Intervention de Stéphane Demilly

Réunion du 27 octobre 2020 à 14h30
Mise sur le marché de certains produits phytopharmaceutiques — Discussion générale

Photo de Stéphane DemillyStéphane Demilly :

Madame la présidente, monsieur le ministre, mes chers collègues, la filière betterave-sucre française et les 46 000 emplois qui lui sont liés sont en danger. L’expansion de la maladie de la jaunisse risque de tuer ce fleuron de notre agriculture : il faut réagir ! C’est l’objet de ce projet de loi, qui permet de déroger jusqu’en 2023 à l’interdiction de l’utilisation de produits phytosanitaires de la famille des néonicotinoïdes.

Il s’agit non pas, comme je l’ai entendu précédemment, de revenir en arrière et d’autoriser de nouveau un usage général de ces produits, mais d’enclencher un mécanisme d’urgence assorti d’un strict encadrement, afin de répondre à des difficultés exceptionnelles : la maladie de la jaunisse altère la physiologie des plantes en entraînant une réduction quantitative des récoltes et qualitative du taux de sucre de la betterave.

Depuis le 1er septembre 2018, date d’interdiction des néonicotinoïdes, il a fallu recourir à des méthodes alternatives, mais celles-ci ne sont pas du tout à la hauteur du problème et parfois même, leurs conséquences sur l’environnement sont encore plus significatives.

L’Anses, elle-même, reconnaît que les indicateurs de risque alimentaire des néonicotinoïdes sont inférieurs à ceux des solutions alternatives. Il faut donc continuer à chercher le bon substitut, mais nous sommes dans l’urgence, dans le présent, et nos territoires ruraux déjà fortement affectés par la crise économique appellent à l’aide, car cette filière se trouve clairement dans une situation d’impasse technique.

Le ministère de l’agriculture annonce que la perte de rendement s’élève en moyenne à 13 %. Dans certains départements, les pertes se situent entre 40 % et 50 %, ce qui se traduit économiquement par une perte supérieure à 1 000 euros par hectare.

Les industriels français et tout l’écosystème de la filière sucre subissent de plein fouet les effets de cette crise : la durée de la campagne des usines est divisée par deux, les coûts fixes ne sont plus amortis et les pertes sont colossales. Que vont faire les planteurs des zones les plus touchées ? C’est simple, ils renonceront demain à semer de nouveau ce type de produits, sauf s’ils obtiennent la garantie de ne plus supporter les mêmes difficultés.

Au-delà des fermetures de sites de production que nous avons déjà eu à subir, notamment dans mon département, la Somme, en raison de l’arrêt des quotas, c’est la fin d’une souveraineté économique nationale, déjà bien altérée, qui est délibérément programmée si nous ne réagissons pas. Un plan social massif devra alors être élaboré pour accompagner les 46 000 emplois directs et indirects de cette filière, car les incidences du recul de la production du sucre affecteront, vous le savez, nos industries agroalimentaires, chimiques, pharmaceutiques et, naturellement, les industries liées à la production du carburant alternatif éthanol, pour lequel je me suis tant battu dans une autre chambre parlementaire.
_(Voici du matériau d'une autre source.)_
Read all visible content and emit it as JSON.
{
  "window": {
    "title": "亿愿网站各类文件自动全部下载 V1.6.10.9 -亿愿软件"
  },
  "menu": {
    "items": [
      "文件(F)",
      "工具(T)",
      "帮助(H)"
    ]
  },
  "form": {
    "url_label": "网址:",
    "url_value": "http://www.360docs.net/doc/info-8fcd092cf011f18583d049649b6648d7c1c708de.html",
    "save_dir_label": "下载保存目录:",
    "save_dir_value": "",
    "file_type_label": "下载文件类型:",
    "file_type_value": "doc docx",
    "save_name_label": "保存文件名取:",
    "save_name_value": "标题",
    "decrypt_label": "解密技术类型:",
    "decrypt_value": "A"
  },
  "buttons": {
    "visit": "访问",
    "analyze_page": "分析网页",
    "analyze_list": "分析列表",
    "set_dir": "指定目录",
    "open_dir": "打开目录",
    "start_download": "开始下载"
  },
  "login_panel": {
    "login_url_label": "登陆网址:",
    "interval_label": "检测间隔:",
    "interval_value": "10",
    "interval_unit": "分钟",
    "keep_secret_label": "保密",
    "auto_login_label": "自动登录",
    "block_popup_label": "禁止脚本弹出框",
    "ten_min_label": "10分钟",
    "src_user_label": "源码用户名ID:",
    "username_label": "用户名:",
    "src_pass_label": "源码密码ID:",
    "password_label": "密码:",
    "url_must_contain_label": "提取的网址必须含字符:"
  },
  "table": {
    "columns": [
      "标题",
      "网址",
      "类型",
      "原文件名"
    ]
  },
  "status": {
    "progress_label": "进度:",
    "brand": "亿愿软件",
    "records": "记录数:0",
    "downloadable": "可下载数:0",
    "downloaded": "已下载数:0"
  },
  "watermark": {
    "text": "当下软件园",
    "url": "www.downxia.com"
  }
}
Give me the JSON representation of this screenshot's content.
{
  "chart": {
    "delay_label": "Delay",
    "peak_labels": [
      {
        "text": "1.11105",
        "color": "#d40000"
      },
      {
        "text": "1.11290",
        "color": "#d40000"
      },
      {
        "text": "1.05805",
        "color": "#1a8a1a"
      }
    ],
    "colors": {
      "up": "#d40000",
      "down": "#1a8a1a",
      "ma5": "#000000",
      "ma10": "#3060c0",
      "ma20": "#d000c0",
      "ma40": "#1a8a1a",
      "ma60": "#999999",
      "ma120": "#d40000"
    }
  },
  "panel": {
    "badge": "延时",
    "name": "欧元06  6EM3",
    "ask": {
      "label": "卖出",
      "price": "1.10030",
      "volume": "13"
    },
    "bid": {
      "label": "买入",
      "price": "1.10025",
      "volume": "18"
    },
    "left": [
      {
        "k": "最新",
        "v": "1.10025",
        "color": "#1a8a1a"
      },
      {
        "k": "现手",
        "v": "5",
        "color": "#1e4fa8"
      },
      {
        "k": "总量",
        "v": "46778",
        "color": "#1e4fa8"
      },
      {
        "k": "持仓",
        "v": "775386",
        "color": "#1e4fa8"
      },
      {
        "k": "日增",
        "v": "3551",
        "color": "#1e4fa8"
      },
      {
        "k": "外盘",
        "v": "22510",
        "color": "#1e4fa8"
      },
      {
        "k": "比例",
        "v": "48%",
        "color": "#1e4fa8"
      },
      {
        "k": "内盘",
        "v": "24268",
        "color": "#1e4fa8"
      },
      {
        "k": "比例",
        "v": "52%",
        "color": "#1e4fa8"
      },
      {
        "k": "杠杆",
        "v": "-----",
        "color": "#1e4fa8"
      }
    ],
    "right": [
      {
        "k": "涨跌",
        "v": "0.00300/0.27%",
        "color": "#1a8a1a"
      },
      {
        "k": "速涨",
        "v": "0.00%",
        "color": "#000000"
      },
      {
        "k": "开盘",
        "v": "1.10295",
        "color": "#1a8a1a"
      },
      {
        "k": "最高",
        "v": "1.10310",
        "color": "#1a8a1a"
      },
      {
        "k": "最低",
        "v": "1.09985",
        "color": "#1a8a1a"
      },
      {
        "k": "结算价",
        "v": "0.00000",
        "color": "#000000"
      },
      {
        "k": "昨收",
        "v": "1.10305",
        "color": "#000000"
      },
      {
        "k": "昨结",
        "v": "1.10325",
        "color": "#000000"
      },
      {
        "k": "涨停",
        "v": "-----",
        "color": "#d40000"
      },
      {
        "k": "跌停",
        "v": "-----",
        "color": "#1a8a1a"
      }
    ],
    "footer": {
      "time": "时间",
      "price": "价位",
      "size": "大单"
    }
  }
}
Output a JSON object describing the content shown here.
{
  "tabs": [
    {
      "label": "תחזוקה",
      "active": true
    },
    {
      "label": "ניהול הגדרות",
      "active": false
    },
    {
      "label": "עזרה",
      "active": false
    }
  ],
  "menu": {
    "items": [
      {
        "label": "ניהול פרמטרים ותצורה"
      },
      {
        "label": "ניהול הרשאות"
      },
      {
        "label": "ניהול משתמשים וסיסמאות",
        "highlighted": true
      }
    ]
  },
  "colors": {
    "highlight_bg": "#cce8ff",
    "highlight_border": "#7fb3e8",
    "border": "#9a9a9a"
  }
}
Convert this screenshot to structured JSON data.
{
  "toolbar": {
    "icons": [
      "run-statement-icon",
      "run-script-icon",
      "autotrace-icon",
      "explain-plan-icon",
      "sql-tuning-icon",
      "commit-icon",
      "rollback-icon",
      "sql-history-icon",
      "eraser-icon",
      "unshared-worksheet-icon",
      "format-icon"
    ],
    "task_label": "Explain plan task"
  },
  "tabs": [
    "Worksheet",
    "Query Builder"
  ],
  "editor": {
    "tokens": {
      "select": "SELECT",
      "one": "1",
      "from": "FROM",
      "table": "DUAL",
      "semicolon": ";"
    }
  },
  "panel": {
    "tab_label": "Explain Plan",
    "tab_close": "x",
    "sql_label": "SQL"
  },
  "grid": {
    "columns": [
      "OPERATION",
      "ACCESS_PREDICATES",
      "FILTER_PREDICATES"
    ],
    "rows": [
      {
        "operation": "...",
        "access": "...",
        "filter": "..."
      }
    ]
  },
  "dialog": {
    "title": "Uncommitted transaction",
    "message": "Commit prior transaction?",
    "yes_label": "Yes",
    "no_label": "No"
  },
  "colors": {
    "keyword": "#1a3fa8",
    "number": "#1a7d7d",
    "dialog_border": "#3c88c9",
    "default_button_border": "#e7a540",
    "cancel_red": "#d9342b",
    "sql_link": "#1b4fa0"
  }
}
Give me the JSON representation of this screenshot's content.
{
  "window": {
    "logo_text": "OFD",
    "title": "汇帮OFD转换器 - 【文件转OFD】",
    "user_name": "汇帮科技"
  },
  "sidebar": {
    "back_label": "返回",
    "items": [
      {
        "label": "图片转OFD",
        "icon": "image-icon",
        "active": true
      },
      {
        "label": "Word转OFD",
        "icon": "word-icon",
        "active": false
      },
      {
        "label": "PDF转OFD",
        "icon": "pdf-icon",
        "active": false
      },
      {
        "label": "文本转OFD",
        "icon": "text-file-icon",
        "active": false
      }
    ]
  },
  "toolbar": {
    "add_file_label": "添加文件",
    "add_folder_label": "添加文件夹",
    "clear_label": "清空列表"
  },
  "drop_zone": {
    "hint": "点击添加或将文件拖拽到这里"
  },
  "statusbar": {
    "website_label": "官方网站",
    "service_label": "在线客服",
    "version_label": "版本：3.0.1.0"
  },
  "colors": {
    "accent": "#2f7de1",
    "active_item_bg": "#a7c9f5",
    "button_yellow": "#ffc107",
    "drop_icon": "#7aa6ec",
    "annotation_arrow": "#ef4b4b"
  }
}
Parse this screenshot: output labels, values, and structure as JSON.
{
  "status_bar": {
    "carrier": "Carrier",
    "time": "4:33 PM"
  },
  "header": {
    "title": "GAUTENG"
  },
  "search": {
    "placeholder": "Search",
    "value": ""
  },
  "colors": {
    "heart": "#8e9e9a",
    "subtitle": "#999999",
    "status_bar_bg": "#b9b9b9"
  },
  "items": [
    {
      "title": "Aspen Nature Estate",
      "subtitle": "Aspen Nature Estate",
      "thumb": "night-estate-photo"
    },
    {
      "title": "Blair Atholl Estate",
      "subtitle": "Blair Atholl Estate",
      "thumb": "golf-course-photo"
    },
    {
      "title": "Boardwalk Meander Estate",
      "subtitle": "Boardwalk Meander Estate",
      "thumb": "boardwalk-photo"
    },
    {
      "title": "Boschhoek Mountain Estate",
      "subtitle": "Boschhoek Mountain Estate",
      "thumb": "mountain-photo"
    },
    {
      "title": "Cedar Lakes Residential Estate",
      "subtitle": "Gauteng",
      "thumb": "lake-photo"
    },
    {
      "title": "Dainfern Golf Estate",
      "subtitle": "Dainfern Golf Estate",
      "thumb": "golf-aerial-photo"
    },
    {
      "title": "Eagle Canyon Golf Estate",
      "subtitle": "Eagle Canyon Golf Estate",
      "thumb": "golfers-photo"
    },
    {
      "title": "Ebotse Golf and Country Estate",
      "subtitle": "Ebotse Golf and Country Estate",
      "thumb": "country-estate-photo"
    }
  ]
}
Je rappelle, alors que l’on parle de relocaliser les productions de souveraineté sanitaire, que c’est cette filière qui produit également le gel hydroalcoolique, si essentiel pour lutter contre l’épidémie du moment. Bref, ce n’est pas un combat contre l’indispensable évolution des pratiques agricoles, c’est un appel à la raison et un cri du cœur pour sauver un pan entier de notre économie nationale, déjà si malmenée.

Avec 445 000 hectares plantés et 38 millions de tonnes produites, la France est le premier producteur de sucre de betterave européen et le deuxième mondial. Nous en sommes fiers.

Il est crucial pour cette filière, qui regroupe 25 000 agriculteurs et vingt et une sucreries, qu’elle obtienne la même dérogation que celle dont bénéficient déjà douze États membres de l’Union européenne, comme l’Allemagne, la Belgique, ou encore la Pologne. Tel est l’objet de ce projet de loi, lequel, en s’appuyant sur l’article 53 de la réglementation européenne, autorise l’usage de ces produits via l’enrobage des semences, à l’exclusion, bien sûr, de toute pulvérisation.

C’est la raison pour laquelle, mes chers collègues, le groupe Union Centriste vous invite à soutenir ce texte, qui répond à trois urgences : ne pas laisser l’industrie entière s’effondrer, soutenir intelligemment dans le temps une transition agroécologique prometteuse et, enfin, préserver notre agriculture et notre souveraineté économique nationale.